Why did the Shunemite woman and her husband gain the unexpected prize of a baby boy from God? Who else could have given such a reward? They won, if you will, because they went beyond themselves and their daily affairs (beyond their self-absorption?) to recognize God in their world in the person of a holy man, Elisha. Holy: that is, touched by God, belonging to God, caught up to God’s realm and communicating something of God to others for the sake of the life of the world.

I used to think that a big part of the reason for the increased violence in our world was middle class prosperity, the increased material wealth of a larger cross section of society which made them or us targets for the envy of materially obsessed but less fortunate types disposed to resort to violence in order to increase their share of the pie, if you will. Actually, I am beginning to see that the problem of violence and greed is more than a problem in and of itself. The greater tragedy, if you will, comes with the reverse side of the same coin, namely that our inordinate attachments or obsessions whether for persons or for things render us unworthy of the company of Christ. They hold us earthbound and far from the fullness of life offered to us by our living Lord.
“Anyone who prefers father or mother to me is not worthy of me. Anyone who prefers son or daughter to me is not worthy of me. Anyone who does not take his cross and follow in my footsteps is not worthy of me. Anyone who finds his life will lose it; anyone who loses his life for my sake will find it.”
I’m not sure which comes first in a two-year-old’s language acquisitions: Mine! Or No!... Though our vocabulary may grow and our manners become more polished, some of us ultimately don’t get much beyond staking out our own territory, asserting ourselves or fending off others including God and His will for us.  Indeed, the two great commandments of love of God and love of neighbor are one, two sides of the same coin. My self-absorption or possessiveness effectively leave me out of life’s running both in this life and for eternity. I cannot set myself up in life to win; I need to lose myself in order to find life and enjoy life with the other in God.

So much church art of the Middle Ages and other periods as well, particularly paintings, include portraits of the wealthy benefactors who paid for the artwork. Sometimes they are clearly part of the scene; sometimes they are painted smaller and kneeling in the foreground. In a sense, they could be showing off, but in another sense, they are going beyond their daily affairs to welcome the holy and put themselves in the picture so to speak with the saints at the foot of the Cross. You don’t give out big money for a painting like that without recognizing the holy in life.

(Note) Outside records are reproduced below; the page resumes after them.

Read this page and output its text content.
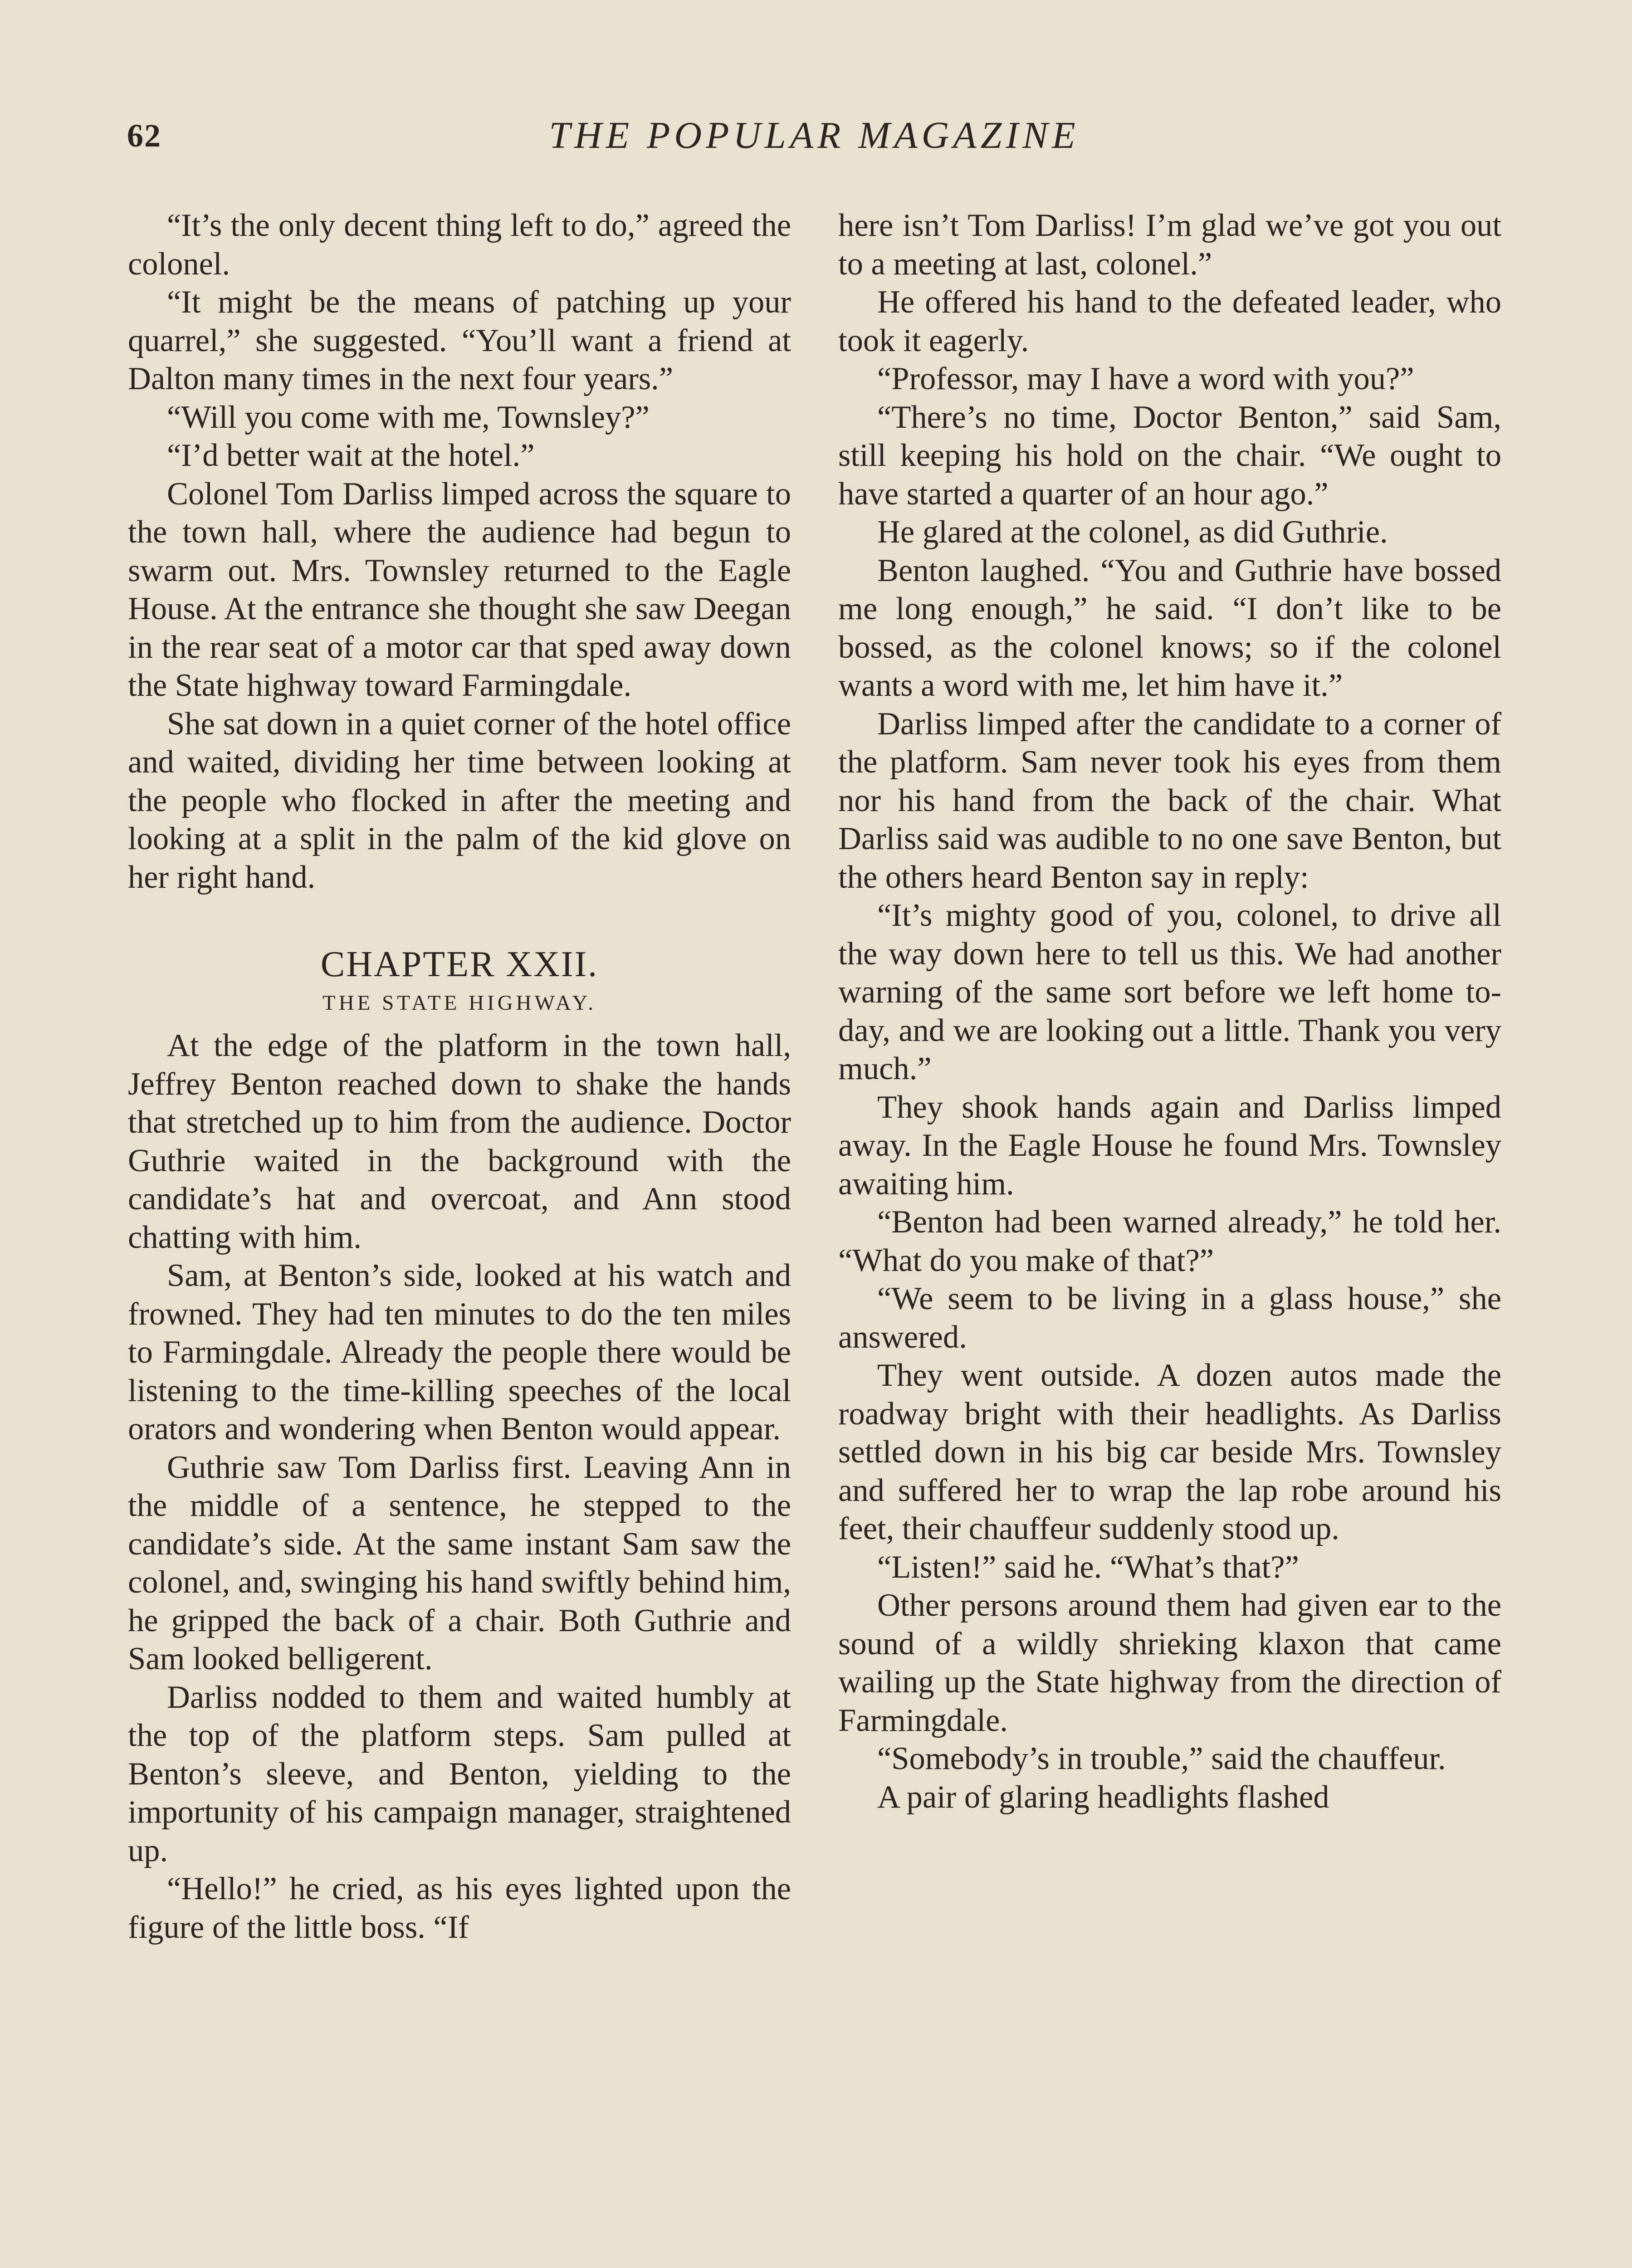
62	THE POPULAR MAGAZINE

“It’s the only decent thing left to do,” agreed the colonel.

“It might be the means of patching up your quarrel,” she suggested. “You’ll want a friend at Dalton many times in the next four years.”

“Will you come with me, Townsley?”

“I’d better wait at the hotel.”

Colonel Tom Darliss limped across the square to the town hall, where the audience had begun to swarm out. Mrs. Townsley returned to the Eagle House. At the entrance she thought she saw Deegan in the rear seat of a motor car that sped away down the State highway toward Farmingdale.

She sat down in a quiet corner of the hotel office and waited, dividing her time between looking at the people who flocked in after the meeting and looking at a split in the palm of the kid glove on her right hand.

CHAPTER XXII.
THE STATE HIGHWAY.

At the edge of the platform in the town hall, Jeffrey Benton reached down to shake the hands that stretched up to him from the audience. Doctor Guthrie waited in the background with the candidate’s hat and overcoat, and Ann stood chatting with him.

Sam, at Benton’s side, looked at his watch and frowned. They had ten minutes to do the ten miles to Farmingdale. Already the people there would be listening to the time-killing speeches of the local orators and wondering when Benton would appear.

Guthrie saw Tom Darliss first. Leaving Ann in the middle of a sentence, he stepped to the candidate’s side. At the same instant Sam saw the colonel, and, swinging his hand swiftly behind him, he gripped the back of a chair. Both Guthrie and Sam looked belligerent.

Darliss nodded to them and waited humbly at the top of the platform steps. Sam pulled at Benton’s sleeve, and Benton, yielding to the importunity of his campaign manager, straightened up.

“Hello!” he cried, as his eyes lighted upon the figure of the little boss. “If

here isn’t Tom Darliss! I’m glad we’ve got you out to a meeting at last, colonel.”

He offered his hand to the defeated leader, who took it eagerly.

“Professor, may I have a word with you?”

“There’s no time, Doctor Benton,” said Sam, still keeping his hold on the chair. “We ought to have started a quarter of an hour ago.”

He glared at the colonel, as did Guthrie.

Benton laughed. “You and Guthrie have bossed me long enough,” he said. “I don’t like to be bossed, as the colonel knows; so if the colonel wants a word with me, let him have it.”

Darliss limped after the candidate to a corner of the platform. Sam never took his eyes from them nor his hand from the back of the chair. What Darliss said was audible to no one save Benton, but the others heard Benton say in reply:

“It’s mighty good of you, colonel, to drive all the way down here to tell us this. We had another warning of the same sort before we left home to-day, and we are looking out a little. Thank you very much.”

They shook hands again and Darliss limped away. In the Eagle House he found Mrs. Townsley awaiting him.

“Benton had been warned already,” he told her. “What do you make of that?”

“We seem to be living in a glass house,” she answered.

They went outside. A dozen autos made the roadway bright with their headlights. As Darliss settled down in his big car beside Mrs. Townsley and suffered her to wrap the lap robe around his feet, their chauffeur suddenly stood up.

“Listen!” said he. “What’s that?”

Other persons around them had given ear to the sound of a wildly shrieking klaxon that came wailing up the State highway from the direction of Farmingdale.

“Somebody’s in trouble,” said the chauffeur.

A pair of glaring headlights flashed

You and I need to do something similar, without painting ourselves into a painting on the wall of a church, really without letting our right hand know what the left one is doing. We need to welcome all into our lives as if they were Christ. The breadth and height and depth of our charity, focused on Christ, will be the measure with which we are measured back.

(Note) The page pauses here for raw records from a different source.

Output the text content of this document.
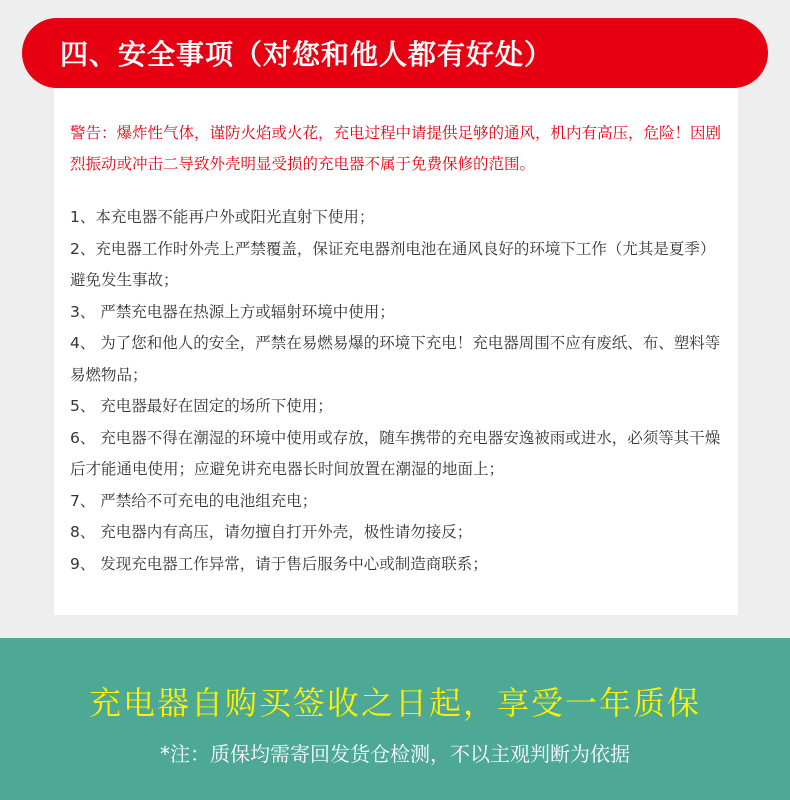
四、安全事项（对您和他人都有好处）

警告：爆炸性气体，谨防火焰或火花，充电过程中请提供足够的通风，机内有高压，危险！因剧烈振动或冲击二导致外壳明显受损的充电器不属于免费保修的范围。

1、本充电器不能再户外或阳光直射下使用；
2、充电器工作时外壳上严禁覆盖，保证充电器剂电池在通风良好的环境下工作（尤其是夏季）避免发生事故；
3、 严禁充电器在热源上方或辐射环境中使用；
4、 为了您和他人的安全，严禁在易燃易爆的环境下充电！充电器周围不应有废纸、布、塑料等易燃物品；
5、 充电器最好在固定的场所下使用；
6、 充电器不得在潮湿的环境中使用或存放，随车携带的充电器安逸被雨或进水，必须等其干燥后才能通电使用；应避免讲充电器长时间放置在潮湿的地面上；
7、 严禁给不可充电的电池组充电；
8、 充电器内有高压，请勿擅自打开外壳，极性请勿接反；
9、 发现充电器工作异常，请于售后服务中心或制造商联系；
充电器自购买签收之日起，享受一年质保
*注：质保均需寄回发货仓检测，不以主观判断为依据
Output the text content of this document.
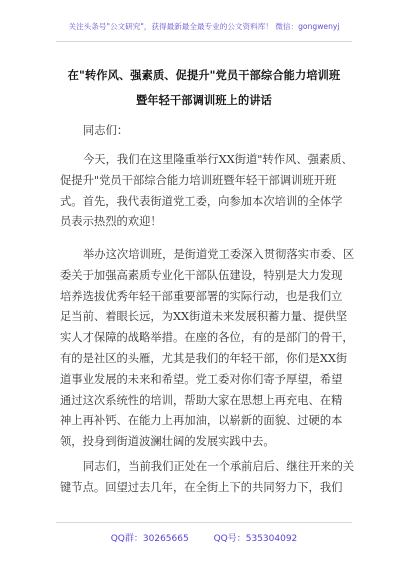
关注头条号"公文研究"，获得最新最全最专业的公文资料库！ 微信：gongwenyj
在"转作风、强素质、促提升"党员干部综合能力培训班
暨年轻干部调训班上的讲话
同志们：
今天，我们在这里隆重举行XX街道"转作风、强素质、
促提升"党员干部综合能力培训班暨年轻干部调训班开班
式。首先，我代表街道党工委，向参加本次培训的全体学
员表示热烈的欢迎！
举办这次培训班，是街道党工委深入贯彻落实市委、区
委关于加强高素质专业化干部队伍建设，特别是大力发现
培养选拔优秀年轻干部重要部署的实际行动，也是我们立
足当前、着眼长远，为XX街道未来发展积蓄力量、提供坚
实人才保障的战略举措。在座的各位，有的是部门的骨干，
有的是社区的头雁，尤其是我们的年轻干部，你们是XX街
道事业发展的未来和希望。党工委对你们寄予厚望，希望
通过这次系统性的培训，帮助大家在思想上再充电、在精
神上再补钙、在能力上再加油，以崭新的面貌、过硬的本
领，投身到街道波澜壮阔的发展实践中去。
同志们，当前我们正处在一个承前启后、继往开来的关
键节点。回望过去几年，在全街上下的共同努力下，我们
QQ群：30265665	QQ号：535304092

I am sure at this point if I nudged people on a whole series of inordinate attachments and obsessions, I’d get back either the bloodshot stare of rage or the pallid face of desperation concerning a whole series of moral imperatives which people today won’t face in their lives; those crosses they ignore or refuse to take up with Christ. The problem, in good part at least, is self-absorption; it’s clinging to someone or something and missing the visit of the holy man Elisha, who just might leave that gift of God behind, which not only bends stubborn hearts and wills, melts the frozen and warms the chill, but leaves in its train, perhaps not a baby boy, but what he signifies in terms of life and hope far beyond the gusto or you name it which I can grasp for myself on my one time go around.

Ask the Lord this Sunday to open your grasp or grabbing hands and help you to extend your arms in welcome to whomever, be it an apostle, a prophet, a holy man, a true disciple of the Lord or even just one of God’s little ones. For not expecting the gift in return, we can be ever so much more blessed.